Wilbinga is a locality within the Shire of Gingin, just beyond the Perth metropolitan area's northern limit.

Wilbinga is bounded by the City of Wanneroo to the south, Wanneroo Road and the former Gingin Stock Route to the east, Woodridge to the north and the Indian Ocean to the west. Most of the suburb's area is contained within State Forest No. 65 (South) and, apart from Wanneroo Road, the locality contains no sealed roads. Tracks from Wilbinga Road provide access to isolated Wilbinga Beach. As at the 2021 Census, Wilbinga had a population of 8.

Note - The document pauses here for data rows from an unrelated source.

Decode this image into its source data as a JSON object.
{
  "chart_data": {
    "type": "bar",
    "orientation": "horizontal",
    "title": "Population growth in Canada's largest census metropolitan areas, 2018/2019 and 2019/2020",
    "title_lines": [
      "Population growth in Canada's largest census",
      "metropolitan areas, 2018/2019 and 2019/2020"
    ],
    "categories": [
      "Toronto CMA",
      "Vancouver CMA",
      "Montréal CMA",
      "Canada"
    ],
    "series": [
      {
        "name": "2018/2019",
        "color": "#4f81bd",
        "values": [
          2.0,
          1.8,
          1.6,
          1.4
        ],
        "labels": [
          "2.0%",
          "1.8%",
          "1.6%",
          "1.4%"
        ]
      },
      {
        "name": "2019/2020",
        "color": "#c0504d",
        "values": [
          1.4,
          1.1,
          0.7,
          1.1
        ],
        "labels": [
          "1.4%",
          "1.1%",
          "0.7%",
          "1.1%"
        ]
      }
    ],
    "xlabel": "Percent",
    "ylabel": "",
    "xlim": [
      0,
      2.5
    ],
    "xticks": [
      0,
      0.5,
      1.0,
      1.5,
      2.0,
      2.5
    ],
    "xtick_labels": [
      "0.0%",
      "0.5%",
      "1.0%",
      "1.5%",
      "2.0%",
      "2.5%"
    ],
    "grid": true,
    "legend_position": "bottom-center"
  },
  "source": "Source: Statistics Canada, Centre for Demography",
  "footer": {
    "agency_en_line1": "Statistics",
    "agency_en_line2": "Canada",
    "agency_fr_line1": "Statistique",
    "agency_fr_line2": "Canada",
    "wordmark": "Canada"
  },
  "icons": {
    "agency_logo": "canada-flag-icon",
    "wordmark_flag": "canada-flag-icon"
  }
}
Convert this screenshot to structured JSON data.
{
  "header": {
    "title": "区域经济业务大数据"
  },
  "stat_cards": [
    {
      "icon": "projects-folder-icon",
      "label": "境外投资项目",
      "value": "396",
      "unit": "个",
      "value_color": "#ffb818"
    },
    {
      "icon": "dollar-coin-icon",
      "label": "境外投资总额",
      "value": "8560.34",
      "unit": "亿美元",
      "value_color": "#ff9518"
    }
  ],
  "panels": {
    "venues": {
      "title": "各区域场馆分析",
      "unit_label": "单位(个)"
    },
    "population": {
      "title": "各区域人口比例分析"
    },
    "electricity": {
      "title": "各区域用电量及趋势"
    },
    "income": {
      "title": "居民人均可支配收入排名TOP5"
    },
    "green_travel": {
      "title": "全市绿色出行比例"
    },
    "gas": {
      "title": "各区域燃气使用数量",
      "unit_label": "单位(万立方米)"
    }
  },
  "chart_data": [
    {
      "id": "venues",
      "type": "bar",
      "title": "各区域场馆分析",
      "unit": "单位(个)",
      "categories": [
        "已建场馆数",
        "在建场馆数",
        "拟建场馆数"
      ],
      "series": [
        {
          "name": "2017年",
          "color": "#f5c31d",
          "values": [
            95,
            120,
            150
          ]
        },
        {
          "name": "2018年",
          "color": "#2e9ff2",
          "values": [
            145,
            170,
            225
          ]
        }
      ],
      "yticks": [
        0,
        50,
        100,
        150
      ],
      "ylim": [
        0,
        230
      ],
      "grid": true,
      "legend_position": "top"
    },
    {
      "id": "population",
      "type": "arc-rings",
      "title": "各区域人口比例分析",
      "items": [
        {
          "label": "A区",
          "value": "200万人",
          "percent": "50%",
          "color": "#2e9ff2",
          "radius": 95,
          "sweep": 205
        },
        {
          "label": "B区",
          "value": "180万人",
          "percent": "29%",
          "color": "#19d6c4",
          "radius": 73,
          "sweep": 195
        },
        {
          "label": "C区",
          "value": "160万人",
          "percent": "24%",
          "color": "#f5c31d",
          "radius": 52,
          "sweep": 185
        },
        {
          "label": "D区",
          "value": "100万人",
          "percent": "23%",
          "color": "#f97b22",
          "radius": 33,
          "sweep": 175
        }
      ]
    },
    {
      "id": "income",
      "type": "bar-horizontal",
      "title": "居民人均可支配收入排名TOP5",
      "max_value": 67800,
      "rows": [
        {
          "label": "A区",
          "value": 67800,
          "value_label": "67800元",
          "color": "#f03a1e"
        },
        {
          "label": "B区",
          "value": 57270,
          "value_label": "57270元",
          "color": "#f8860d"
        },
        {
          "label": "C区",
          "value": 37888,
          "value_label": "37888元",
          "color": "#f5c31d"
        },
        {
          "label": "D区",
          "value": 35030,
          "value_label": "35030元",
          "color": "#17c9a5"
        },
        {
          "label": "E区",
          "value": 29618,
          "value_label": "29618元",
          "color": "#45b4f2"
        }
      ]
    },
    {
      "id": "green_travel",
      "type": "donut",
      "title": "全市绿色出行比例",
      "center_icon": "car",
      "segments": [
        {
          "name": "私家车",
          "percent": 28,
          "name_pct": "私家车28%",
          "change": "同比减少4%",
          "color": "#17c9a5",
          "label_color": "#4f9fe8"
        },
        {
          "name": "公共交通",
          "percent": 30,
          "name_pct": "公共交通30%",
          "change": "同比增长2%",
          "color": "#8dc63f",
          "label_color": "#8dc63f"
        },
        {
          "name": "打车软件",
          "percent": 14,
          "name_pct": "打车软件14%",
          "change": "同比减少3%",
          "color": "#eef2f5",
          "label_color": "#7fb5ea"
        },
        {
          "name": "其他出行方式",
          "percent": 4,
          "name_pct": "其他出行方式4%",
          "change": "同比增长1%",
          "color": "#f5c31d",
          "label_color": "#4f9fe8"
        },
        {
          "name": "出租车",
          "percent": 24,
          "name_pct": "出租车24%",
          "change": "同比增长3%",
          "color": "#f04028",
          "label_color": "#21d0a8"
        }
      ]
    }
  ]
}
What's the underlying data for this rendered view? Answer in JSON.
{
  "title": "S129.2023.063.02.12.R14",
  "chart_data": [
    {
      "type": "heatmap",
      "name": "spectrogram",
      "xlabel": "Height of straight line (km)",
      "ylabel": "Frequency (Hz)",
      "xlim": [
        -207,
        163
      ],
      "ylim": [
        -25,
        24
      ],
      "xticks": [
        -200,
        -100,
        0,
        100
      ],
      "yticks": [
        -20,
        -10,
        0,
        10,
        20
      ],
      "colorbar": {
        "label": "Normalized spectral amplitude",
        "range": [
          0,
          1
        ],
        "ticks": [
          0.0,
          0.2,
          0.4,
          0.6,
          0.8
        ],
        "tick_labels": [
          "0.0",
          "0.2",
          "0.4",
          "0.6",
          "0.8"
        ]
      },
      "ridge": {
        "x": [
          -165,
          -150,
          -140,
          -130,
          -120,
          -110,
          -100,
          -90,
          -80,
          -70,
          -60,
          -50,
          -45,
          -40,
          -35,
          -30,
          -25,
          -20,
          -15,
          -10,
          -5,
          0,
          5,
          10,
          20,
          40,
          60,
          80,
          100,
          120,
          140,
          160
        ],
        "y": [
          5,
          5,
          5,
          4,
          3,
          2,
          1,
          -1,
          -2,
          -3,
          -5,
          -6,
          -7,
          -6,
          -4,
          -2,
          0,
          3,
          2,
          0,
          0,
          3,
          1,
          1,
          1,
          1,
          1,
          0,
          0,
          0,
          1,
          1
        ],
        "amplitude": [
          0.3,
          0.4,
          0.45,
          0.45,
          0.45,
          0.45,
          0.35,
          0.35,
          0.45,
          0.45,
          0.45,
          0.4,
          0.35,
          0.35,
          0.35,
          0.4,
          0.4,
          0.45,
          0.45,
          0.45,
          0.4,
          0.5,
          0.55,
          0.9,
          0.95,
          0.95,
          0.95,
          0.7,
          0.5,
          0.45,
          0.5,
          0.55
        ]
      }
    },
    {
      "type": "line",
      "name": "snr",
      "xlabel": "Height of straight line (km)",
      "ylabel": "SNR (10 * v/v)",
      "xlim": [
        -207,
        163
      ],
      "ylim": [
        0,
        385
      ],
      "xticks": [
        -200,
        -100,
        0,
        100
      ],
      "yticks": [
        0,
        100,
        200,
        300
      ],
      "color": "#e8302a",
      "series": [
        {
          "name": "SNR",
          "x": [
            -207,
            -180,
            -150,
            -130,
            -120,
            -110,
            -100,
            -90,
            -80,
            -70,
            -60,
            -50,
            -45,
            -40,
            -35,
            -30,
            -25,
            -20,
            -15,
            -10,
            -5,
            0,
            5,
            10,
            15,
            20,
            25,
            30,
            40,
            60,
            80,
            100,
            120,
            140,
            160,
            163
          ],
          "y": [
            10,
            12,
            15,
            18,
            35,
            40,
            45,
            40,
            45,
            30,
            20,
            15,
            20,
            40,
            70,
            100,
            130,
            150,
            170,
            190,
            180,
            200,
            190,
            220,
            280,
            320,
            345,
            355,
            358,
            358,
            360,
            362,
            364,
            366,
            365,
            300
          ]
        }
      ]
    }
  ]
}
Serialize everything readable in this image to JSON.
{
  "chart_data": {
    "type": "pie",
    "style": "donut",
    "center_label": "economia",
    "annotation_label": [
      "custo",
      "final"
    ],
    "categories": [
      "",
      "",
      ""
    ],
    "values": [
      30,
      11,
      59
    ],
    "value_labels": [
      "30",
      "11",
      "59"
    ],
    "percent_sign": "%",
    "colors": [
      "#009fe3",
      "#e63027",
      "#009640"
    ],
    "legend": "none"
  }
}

A fire lookout at Wabling Hill, originally constructed in 1959, provides views to the Moore River to the north, the ocean to the west, and generally over the state forest and small pine plantations nearby. Wabling Hill mallee (Eucalyptus argutifolia) is endemic to the area. Many 4WD clubs use the area as access to surrounding tracks. About 1 km south of Wilbinga beach are the shacks built by sheep farmers and then rebuilt by local citizens.